C'est une scène rarissime, voire inédite dans l'histoire récente des Grands Tours : la troisième étape de la Vuelta a España 2024, qui devait s'achever par une première arrivée au sommet à Font-Romeu, a été purement et simplement neutralisée à 15 kilomètres de l'arrivée. Le peloton a été contraint de s'abriter dans un hôtel, face à des conditions météorologiques devenues impraticables.

Alors que les coureurs s'apprêtaient à affronter les premières rampes sérieuses des Pyrénées, une tempête d'une violence inouïe s'est abattue sur la course. Des vents violents, une pluie diluvienne et des températures chutant brutalement ont rendu la progression non seulement dangereuse, mais quasiment impossible pour les athlètes.

La sécurité avant tout : une décision lourde de sens

La direction de course, après consultation des équipes et des coureurs, n'a eu d'autre choix que de prendre cette décision drastique. La sécurité des acteurs est évidemment la priorité absolue, et il aurait été irresponsable de les laisser continuer dans de telles conditions. Cet événement souligne la vulnérabilité du cyclisme face aux éléments, même pour les épreuves les mieux rodées.

Conséquence directe de cette neutralisation : aucun vainqueur d'étape n'a été désigné.
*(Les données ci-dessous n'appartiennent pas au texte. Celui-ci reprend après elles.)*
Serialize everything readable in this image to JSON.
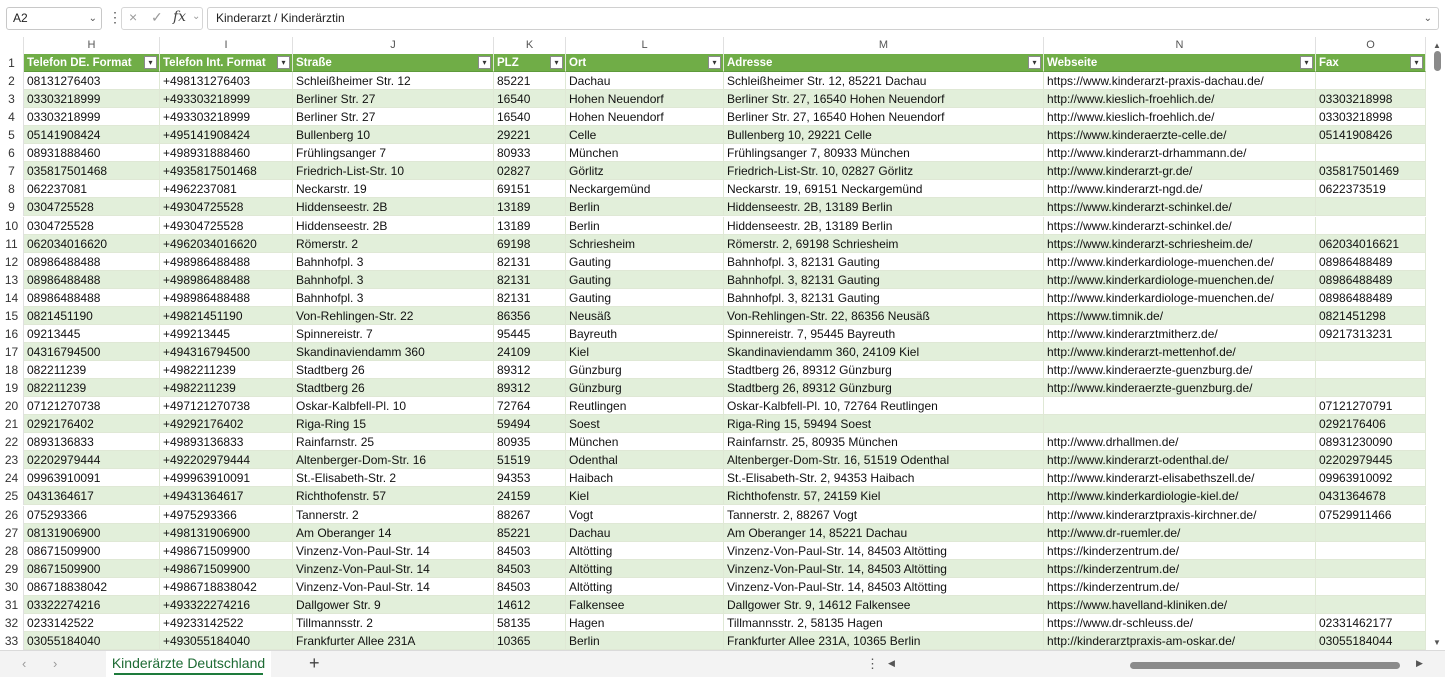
{
  "formula_bar": {
    "name_box": "A2",
    "cancel_icon": "×",
    "enter_icon": "✓",
    "fx_label": "fx",
    "formula": "Kinderarzt / Kinderärztin"
  },
  "columns": [
    "H",
    "I",
    "J",
    "K",
    "L",
    "M",
    "N",
    "O"
  ],
  "headers": [
    "Telefon DE. Format",
    "Telefon Int. Format",
    "Straße",
    "PLZ",
    "Ort",
    "Adresse",
    "Webseite",
    "Fax"
  ],
  "row_numbers": [
    1,
    2,
    3,
    4,
    5,
    6,
    7,
    8,
    9,
    10,
    11,
    12,
    13,
    14,
    15,
    16,
    17,
    18,
    19,
    20,
    21,
    22,
    23,
    24,
    25,
    26,
    27,
    28,
    29,
    30,
    31,
    32,
    33
  ],
  "rows": [
    [
      "08131276403",
      "+498131276403",
      "Schleißheimer Str. 12",
      "85221",
      "Dachau",
      "Schleißheimer Str. 12, 85221 Dachau",
      "https://www.kinderarzt-praxis-dachau.de/",
      ""
    ],
    [
      "03303218999",
      "+493303218999",
      "Berliner Str. 27",
      "16540",
      "Hohen Neuendorf",
      "Berliner Str. 27, 16540 Hohen Neuendorf",
      "http://www.kieslich-froehlich.de/",
      "03303218998"
    ],
    [
      "03303218999",
      "+493303218999",
      "Berliner Str. 27",
      "16540",
      "Hohen Neuendorf",
      "Berliner Str. 27, 16540 Hohen Neuendorf",
      "http://www.kieslich-froehlich.de/",
      "03303218998"
    ],
    [
      "05141908424",
      "+495141908424",
      "Bullenberg 10",
      "29221",
      "Celle",
      "Bullenberg 10, 29221 Celle",
      "https://www.kinderaerzte-celle.de/",
      "05141908426"
    ],
    [
      "08931888460",
      "+498931888460",
      "Frühlingsanger 7",
      "80933",
      "München",
      "Frühlingsanger 7, 80933 München",
      "http://www.kinderarzt-drhammann.de/",
      ""
    ],
    [
      "035817501468",
      "+4935817501468",
      "Friedrich-List-Str. 10",
      "02827",
      "Görlitz",
      "Friedrich-List-Str. 10, 02827 Görlitz",
      "http://www.kinderarzt-gr.de/",
      "035817501469"
    ],
    [
      "062237081",
      "+4962237081",
      "Neckarstr. 19",
      "69151",
      "Neckargemünd",
      "Neckarstr. 19, 69151 Neckargemünd",
      "http://www.kinderarzt-ngd.de/",
      "0622373519"
    ],
    [
      "0304725528",
      "+49304725528",
      "Hiddenseestr. 2B",
      "13189",
      "Berlin",
      "Hiddenseestr. 2B, 13189 Berlin",
      "https://www.kinderarzt-schinkel.de/",
      ""
    ],
    [
      "0304725528",
      "+49304725528",
      "Hiddenseestr. 2B",
      "13189",
      "Berlin",
      "Hiddenseestr. 2B, 13189 Berlin",
      "https://www.kinderarzt-schinkel.de/",
      ""
    ],
    [
      "062034016620",
      "+4962034016620",
      "Römerstr. 2",
      "69198",
      "Schriesheim",
      "Römerstr. 2, 69198 Schriesheim",
      "https://www.kinderarzt-schriesheim.de/",
      "062034016621"
    ],
    [
      "08986488488",
      "+498986488488",
      "Bahnhofpl. 3",
      "82131",
      "Gauting",
      "Bahnhofpl. 3, 82131 Gauting",
      "http://www.kinderkardiologe-muenchen.de/",
      "08986488489"
    ],
    [
      "08986488488",
      "+498986488488",
      "Bahnhofpl. 3",
      "82131",
      "Gauting",
      "Bahnhofpl. 3, 82131 Gauting",
      "http://www.kinderkardiologe-muenchen.de/",
      "08986488489"
    ],
    [
      "08986488488",
      "+498986488488",
      "Bahnhofpl. 3",
      "82131",
      "Gauting",
      "Bahnhofpl. 3, 82131 Gauting",
      "http://www.kinderkardiologe-muenchen.de/",
      "08986488489"
    ],
    [
      "0821451190",
      "+49821451190",
      "Von-Rehlingen-Str. 22",
      "86356",
      "Neusäß",
      "Von-Rehlingen-Str. 22, 86356 Neusäß",
      "https://www.timnik.de/",
      "0821451298"
    ],
    [
      "09213445",
      "+499213445",
      "Spinnereistr. 7",
      "95445",
      "Bayreuth",
      "Spinnereistr. 7, 95445 Bayreuth",
      "http://www.kinderarztmitherz.de/",
      "09217313231"
    ],
    [
      "04316794500",
      "+494316794500",
      "Skandinaviendamm 360",
      "24109",
      "Kiel",
      "Skandinaviendamm 360, 24109 Kiel",
      "http://www.kinderarzt-mettenhof.de/",
      ""
    ],
    [
      "082211239",
      "+4982211239",
      "Stadtberg 26",
      "89312",
      "Günzburg",
      "Stadtberg 26, 89312 Günzburg",
      "http://www.kinderaerzte-guenzburg.de/",
      ""
    ],
    [
      "082211239",
      "+4982211239",
      "Stadtberg 26",
      "89312",
      "Günzburg",
      "Stadtberg 26, 89312 Günzburg",
      "http://www.kinderaerzte-guenzburg.de/",
      ""
    ],
    [
      "07121270738",
      "+497121270738",
      "Oskar-Kalbfell-Pl. 10",
      "72764",
      "Reutlingen",
      "Oskar-Kalbfell-Pl. 10, 72764 Reutlingen",
      "",
      "07121270791"
    ],
    [
      "0292176402",
      "+49292176402",
      "Riga-Ring 15",
      "59494",
      "Soest",
      "Riga-Ring 15, 59494 Soest",
      "",
      "0292176406"
    ],
    [
      "0893136833",
      "+49893136833",
      "Rainfarnstr. 25",
      "80935",
      "München",
      "Rainfarnstr. 25, 80935 München",
      "http://www.drhallmen.de/",
      "08931230090"
    ],
    [
      "02202979444",
      "+492202979444",
      "Altenberger-Dom-Str. 16",
      "51519",
      "Odenthal",
      "Altenberger-Dom-Str. 16, 51519 Odenthal",
      "http://www.kinderarzt-odenthal.de/",
      "02202979445"
    ],
    [
      "09963910091",
      "+499963910091",
      "St.-Elisabeth-Str. 2",
      "94353",
      "Haibach",
      "St.-Elisabeth-Str. 2, 94353 Haibach",
      "http://www.kinderarzt-elisabethszell.de/",
      "09963910092"
    ],
    [
      "0431364617",
      "+49431364617",
      "Richthofenstr. 57",
      "24159",
      "Kiel",
      "Richthofenstr. 57, 24159 Kiel",
      "http://www.kinderkardiologie-kiel.de/",
      "0431364678"
    ],
    [
      "075293366",
      "+4975293366",
      "Tannerstr. 2",
      "88267",
      "Vogt",
      "Tannerstr. 2, 88267 Vogt",
      "http://www.kinderarztpraxis-kirchner.de/",
      "07529911466"
    ],
    [
      "08131906900",
      "+498131906900",
      "Am Oberanger 14",
      "85221",
      "Dachau",
      "Am Oberanger 14, 85221 Dachau",
      "http://www.dr-ruemler.de/",
      ""
    ],
    [
      "08671509900",
      "+498671509900",
      "Vinzenz-Von-Paul-Str. 14",
      "84503",
      "Altötting",
      "Vinzenz-Von-Paul-Str. 14, 84503 Altötting",
      "https://kinderzentrum.de/",
      ""
    ],
    [
      "08671509900",
      "+498671509900",
      "Vinzenz-Von-Paul-Str. 14",
      "84503",
      "Altötting",
      "Vinzenz-Von-Paul-Str. 14, 84503 Altötting",
      "https://kinderzentrum.de/",
      ""
    ],
    [
      "086718838042",
      "+4986718838042",
      "Vinzenz-Von-Paul-Str. 14",
      "84503",
      "Altötting",
      "Vinzenz-Von-Paul-Str. 14, 84503 Altötting",
      "https://kinderzentrum.de/",
      ""
    ],
    [
      "03322274216",
      "+493322274216",
      "Dallgower Str. 9",
      "14612",
      "Falkensee",
      "Dallgower Str. 9, 14612 Falkensee",
      "https://www.havelland-kliniken.de/",
      ""
    ],
    [
      "0233142522",
      "+49233142522",
      "Tillmannsstr. 2",
      "58135",
      "Hagen",
      "Tillmannsstr. 2, 58135 Hagen",
      "https://www.dr-schleuss.de/",
      "02331462177"
    ],
    [
      "03055184040",
      "+493055184040",
      "Frankfurter Allee 231A",
      "10365",
      "Berlin",
      "Frankfurter Allee 231A, 10365 Berlin",
      "http://kinderarztpraxis-am-oskar.de/",
      "03055184044"
    ]
  ],
  "sheet_tabs": [
    "Kinderärzte Deutschland"
  ],
  "add_sheet_label": "+",
  "colors": {
    "header_green": "#70ad47",
    "band_green": "#e2efda",
    "tab_text": "#1e6b34"
  }
}
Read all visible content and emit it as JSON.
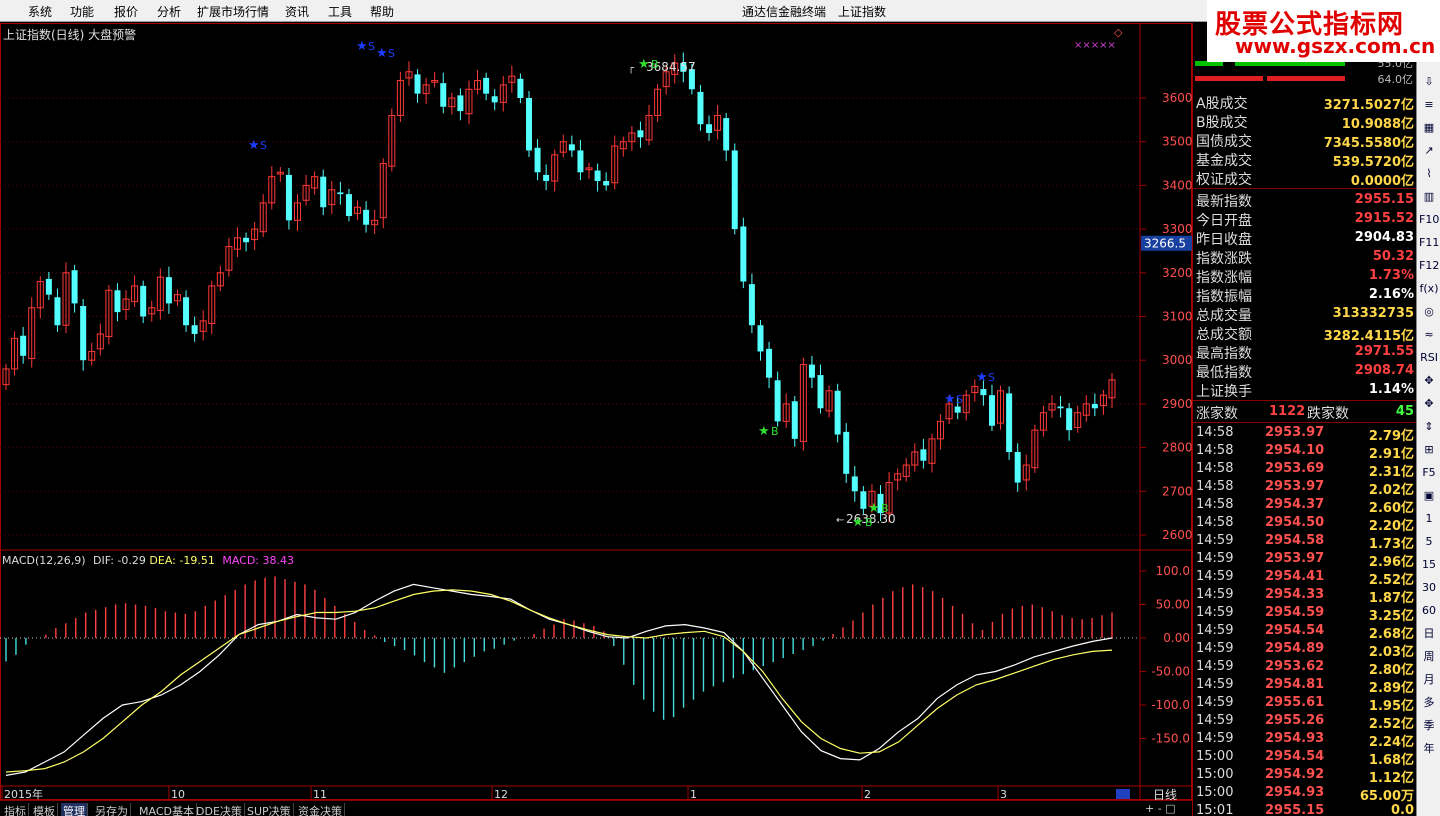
{
  "menu": [
    "系统",
    "功能",
    "报价",
    "分析",
    "扩展市场行情",
    "资讯",
    "工具",
    "帮助"
  ],
  "app_title": "通达信金融终端　上证指数",
  "watermark": {
    "title": "股票公式指标网",
    "url": "www.gszx.com.cn"
  },
  "chart": {
    "label": "上证指数(日线) 大盘预警",
    "price_ticks": [
      "3600",
      "3500",
      "3400",
      "3300",
      "3200",
      "3100",
      "3000",
      "2900",
      "2800",
      "2700",
      "2600"
    ],
    "current_price_tag": "3266.5",
    "high_marker": "3684.57",
    "low_marker": "2638.30",
    "signal_buy": "B",
    "signal_sell": "S",
    "macd_label": "MACD(12,26,9)",
    "macd_dif": "DIF: -0.29",
    "macd_dea": "DEA: -19.51",
    "macd_val": "MACD: 38.43",
    "macd_ticks": [
      "100.0",
      "50.00",
      "0.00",
      "-50.00",
      "-100.0",
      "-150.0"
    ],
    "date_labels": [
      "2015年",
      "10",
      "11",
      "12",
      "1",
      "2",
      "3"
    ],
    "period": "日线"
  },
  "tabs": [
    "指标",
    "模板",
    "管理",
    "另存为",
    "MACD基本",
    "DDE决策",
    "SUP决策",
    "资金决策"
  ],
  "tab_active": "管理",
  "panel": {
    "top_values": [
      "55.0亿",
      "64.0亿"
    ],
    "turnover": [
      {
        "label": "A股成交",
        "value": "3271.5027亿"
      },
      {
        "label": "B股成交",
        "value": "10.9088亿"
      },
      {
        "label": "国债成交",
        "value": "7345.5580亿"
      },
      {
        "label": "基金成交",
        "value": "539.5720亿"
      },
      {
        "label": "权证成交",
        "value": "0.0000亿"
      }
    ],
    "index_info": [
      {
        "label": "最新指数",
        "value": "2955.15",
        "color": "#ff4040"
      },
      {
        "label": "今日开盘",
        "value": "2915.52",
        "color": "#ff4040"
      },
      {
        "label": "昨日收盘",
        "value": "2904.83",
        "color": "#ffffff"
      },
      {
        "label": "指数涨跌",
        "value": "50.32",
        "color": "#ff4040"
      },
      {
        "label": "指数涨幅",
        "value": "1.73%",
        "color": "#ff4040"
      },
      {
        "label": "指数振幅",
        "value": "2.16%",
        "color": "#ffffff"
      },
      {
        "label": "总成交量",
        "value": "313332735",
        "color": "#ffd84a"
      },
      {
        "label": "总成交额",
        "value": "3282.4115亿",
        "color": "#ffd84a"
      },
      {
        "label": "最高指数",
        "value": "2971.55",
        "color": "#ff4040"
      },
      {
        "label": "最低指数",
        "value": "2908.74",
        "color": "#ff4040"
      },
      {
        "label": "上证换手",
        "value": "1.14%",
        "color": "#ffffff"
      }
    ],
    "rise_label": "涨家数",
    "rise_count": "1122",
    "fall_label": "跌家数",
    "fall_count": "45",
    "ticks": [
      {
        "time": "14:58",
        "price": "2953.97",
        "vol": "2.79亿"
      },
      {
        "time": "14:58",
        "price": "2954.10",
        "vol": "2.91亿"
      },
      {
        "time": "14:58",
        "price": "2953.69",
        "vol": "2.31亿"
      },
      {
        "time": "14:58",
        "price": "2953.97",
        "vol": "2.02亿"
      },
      {
        "time": "14:58",
        "price": "2954.37",
        "vol": "2.60亿"
      },
      {
        "time": "14:58",
        "price": "2954.50",
        "vol": "2.20亿"
      },
      {
        "time": "14:59",
        "price": "2954.58",
        "vol": "1.73亿"
      },
      {
        "time": "14:59",
        "price": "2953.97",
        "vol": "2.96亿"
      },
      {
        "time": "14:59",
        "price": "2954.41",
        "vol": "2.52亿"
      },
      {
        "time": "14:59",
        "price": "2954.33",
        "vol": "1.87亿"
      },
      {
        "time": "14:59",
        "price": "2954.59",
        "vol": "3.25亿"
      },
      {
        "time": "14:59",
        "price": "2954.54",
        "vol": "2.68亿"
      },
      {
        "time": "14:59",
        "price": "2954.89",
        "vol": "2.03亿"
      },
      {
        "time": "14:59",
        "price": "2953.62",
        "vol": "2.80亿"
      },
      {
        "time": "14:59",
        "price": "2954.81",
        "vol": "2.89亿"
      },
      {
        "time": "14:59",
        "price": "2955.61",
        "vol": "1.95亿"
      },
      {
        "time": "14:59",
        "price": "2955.26",
        "vol": "2.52亿"
      },
      {
        "time": "14:59",
        "price": "2954.93",
        "vol": "2.24亿"
      },
      {
        "time": "15:00",
        "price": "2954.54",
        "vol": "1.68亿"
      },
      {
        "time": "15:00",
        "price": "2954.92",
        "vol": "1.12亿"
      },
      {
        "time": "15:00",
        "price": "2954.93",
        "vol": "65.00万"
      },
      {
        "time": "15:01",
        "price": "2955.15",
        "vol": "0.0"
      }
    ]
  },
  "toolbar": [
    "G",
    "⇧",
    "⇩",
    "≡",
    "▦",
    "↗",
    "⌇",
    "▥",
    "F10",
    "F11",
    "F12",
    "f(x)",
    "◎",
    "≈",
    "RSI",
    "✥",
    "✥",
    "⇕",
    "⊞",
    "F5",
    "▣",
    "1",
    "5",
    "15",
    "30",
    "60",
    "日",
    "周",
    "月",
    "多",
    "季",
    "年"
  ],
  "colors": {
    "up": "#ff3838",
    "down": "#54ffff",
    "axis": "#a00000",
    "grid": "#600000"
  }
}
Les temps ont été gelés au moment de l'interruption, et le classement général reste donc inchangé.

Pogačar en rouge, mais le suspense demeure

Tadej Pogačar (UAE Team Emirates) conserve ainsi son maillot rouge de leader, acquis lors de la première étape. Le Slovène, grand favori de cette Vuelta, voit son avance intacte, mais cette interruption pourrait avoir des répercussions psychologiques et physiques sur la suite de la course.

C'est une occasion manquée pour les grimpeurs et les prétendants au général de marquer les esprits et de tester leurs rivaux sur les pentes de Font-Romeu. Cette première explication en montagne était très attendue, et son annulation frustre sans doute de nombreux coureurs et suiveurs.

Quel impact sur la suite de la Vuelta ?

Cette situation exceptionnelle pose question sur la gestion des prochaines étapes, notamment avec d'autres arrivées en altitude au programme. Les organisateurs devront rester vigilants et potentiellement adapter les parcours en fonction des prévisions météorologiques.

Pour les coureurs, cette journée, bien que sans effort de course final, n'est pas sans conséquence. L'attente, l'incertitude et le changement de programme peuvent perturber la routine et la préparation mentale. Le repos forcé peut être bénéfique pour certains, mais frustrant pour ceux qui avaient coché cette étape.

Rendez-vous est pris pour la quatrième étape. Le peloton espère que le soleil sera de retour pour permettre une course normale et relancer pleinement cette Vuelta, qui a déjà connu un début de course mouvementé, bien au-delà des prévisions sportives.